Final answer:
To estimate the probability that at least 30 people experience flu symptoms as an adverse reaction to the drug, we need to use the binomial distribution formula. We calculate the probability of X < 30 and subtract it from 1 to find the probability of X ≥ 30. This suggests the likelihood of at least 30 people experiencing flu symptoms as an adverse reaction to the drug.
Step-by-step explanation:
To estimate the probability that at least 30 people experience flu symptoms as an adverse reaction to the drug, we need to use the binomial distribution formula. The formula is given by:
P(X ≥ k) = 1 - P(X < k)
In this case, k = 30. So we need to find P(X < 30) and subtract it from 1 to get the desired probability. Let's calculate the values:
P(X ≥ 30) = 1 - P(X < 30)
P(X < 30) = P(X = 0) + P(X = 1) + P(X = 2) + ... + P(X = 29)

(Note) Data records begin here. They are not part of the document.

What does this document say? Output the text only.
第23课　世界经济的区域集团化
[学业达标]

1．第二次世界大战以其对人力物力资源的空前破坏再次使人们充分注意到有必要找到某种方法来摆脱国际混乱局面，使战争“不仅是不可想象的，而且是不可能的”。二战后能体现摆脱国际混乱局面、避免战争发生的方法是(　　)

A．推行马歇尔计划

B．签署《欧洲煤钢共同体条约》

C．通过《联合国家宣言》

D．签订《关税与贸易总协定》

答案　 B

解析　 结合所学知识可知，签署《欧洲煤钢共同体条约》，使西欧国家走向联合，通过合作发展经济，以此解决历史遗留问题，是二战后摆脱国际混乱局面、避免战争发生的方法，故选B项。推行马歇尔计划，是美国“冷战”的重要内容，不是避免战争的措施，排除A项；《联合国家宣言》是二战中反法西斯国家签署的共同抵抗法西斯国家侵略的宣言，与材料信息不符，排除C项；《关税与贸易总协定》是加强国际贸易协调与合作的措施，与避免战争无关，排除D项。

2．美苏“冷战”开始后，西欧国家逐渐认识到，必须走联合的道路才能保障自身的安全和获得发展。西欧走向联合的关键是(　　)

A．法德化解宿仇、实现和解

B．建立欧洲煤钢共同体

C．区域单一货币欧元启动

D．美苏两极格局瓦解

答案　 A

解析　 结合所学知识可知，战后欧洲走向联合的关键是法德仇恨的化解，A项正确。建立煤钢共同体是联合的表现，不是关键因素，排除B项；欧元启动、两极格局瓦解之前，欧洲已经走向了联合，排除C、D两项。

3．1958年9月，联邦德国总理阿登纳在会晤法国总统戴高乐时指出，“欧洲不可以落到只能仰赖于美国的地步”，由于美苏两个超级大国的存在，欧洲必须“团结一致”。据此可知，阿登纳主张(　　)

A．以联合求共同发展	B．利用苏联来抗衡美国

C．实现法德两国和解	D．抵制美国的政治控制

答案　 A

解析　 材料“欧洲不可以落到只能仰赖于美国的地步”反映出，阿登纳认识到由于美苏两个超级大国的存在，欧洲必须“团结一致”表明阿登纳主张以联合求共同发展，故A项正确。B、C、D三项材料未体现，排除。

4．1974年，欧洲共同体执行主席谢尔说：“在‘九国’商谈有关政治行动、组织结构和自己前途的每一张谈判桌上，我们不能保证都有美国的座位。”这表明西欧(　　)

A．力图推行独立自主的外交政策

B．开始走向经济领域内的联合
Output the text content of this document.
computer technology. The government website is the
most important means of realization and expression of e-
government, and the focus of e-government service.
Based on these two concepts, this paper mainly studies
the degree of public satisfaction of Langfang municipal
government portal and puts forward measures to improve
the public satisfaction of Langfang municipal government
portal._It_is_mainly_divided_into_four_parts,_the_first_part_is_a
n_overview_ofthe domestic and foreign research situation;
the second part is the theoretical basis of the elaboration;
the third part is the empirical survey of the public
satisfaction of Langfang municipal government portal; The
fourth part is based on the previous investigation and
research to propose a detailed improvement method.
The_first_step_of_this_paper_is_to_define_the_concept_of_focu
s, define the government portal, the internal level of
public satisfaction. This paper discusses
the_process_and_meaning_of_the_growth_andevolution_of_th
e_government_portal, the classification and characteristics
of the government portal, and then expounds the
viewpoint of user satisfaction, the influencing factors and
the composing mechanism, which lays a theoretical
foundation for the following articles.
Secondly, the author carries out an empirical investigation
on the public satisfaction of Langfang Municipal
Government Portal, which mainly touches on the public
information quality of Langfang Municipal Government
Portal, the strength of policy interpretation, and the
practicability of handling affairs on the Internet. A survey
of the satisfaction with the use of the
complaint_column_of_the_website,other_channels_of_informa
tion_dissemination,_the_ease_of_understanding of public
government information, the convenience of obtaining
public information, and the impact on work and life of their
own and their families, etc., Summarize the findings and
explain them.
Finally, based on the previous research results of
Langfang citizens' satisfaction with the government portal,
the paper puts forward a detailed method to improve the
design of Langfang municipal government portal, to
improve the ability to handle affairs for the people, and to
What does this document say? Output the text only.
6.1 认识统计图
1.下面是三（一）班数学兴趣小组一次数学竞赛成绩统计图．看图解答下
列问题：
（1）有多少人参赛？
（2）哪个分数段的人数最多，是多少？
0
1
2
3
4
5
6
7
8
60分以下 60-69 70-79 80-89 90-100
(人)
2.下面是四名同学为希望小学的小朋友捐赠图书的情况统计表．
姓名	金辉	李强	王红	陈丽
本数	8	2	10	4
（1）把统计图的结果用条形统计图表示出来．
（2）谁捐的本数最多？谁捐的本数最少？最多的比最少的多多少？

We can use the binomial probability formula to calculate each individual term in the sum. The formula is:
P(X = k) = C(n, k) * p^k * (1 - p)^(n - k)
Where:
C(n, k) = n! / (k! * (n - k)!)
n = total number of trials
k = number of successful trials
p = probability of success on a single trial
In this case, n = number of people treated, k = 0 to 29 (for each term in the sum), and p = probability of flu symptoms for a person not receiving any treatment. Let's calculate the individual terms and sum them up to get P(X < 30).
Finally, we can substitute the calculated value of P(X < 30) into the first formula to find P(X ≥ 30).
(a) P(X ≥ 30) = 1 - P(X < 30)
(b) The result from part (a) suggests the probability that at least 30 people experience flu symptoms as an adverse reaction to the drug.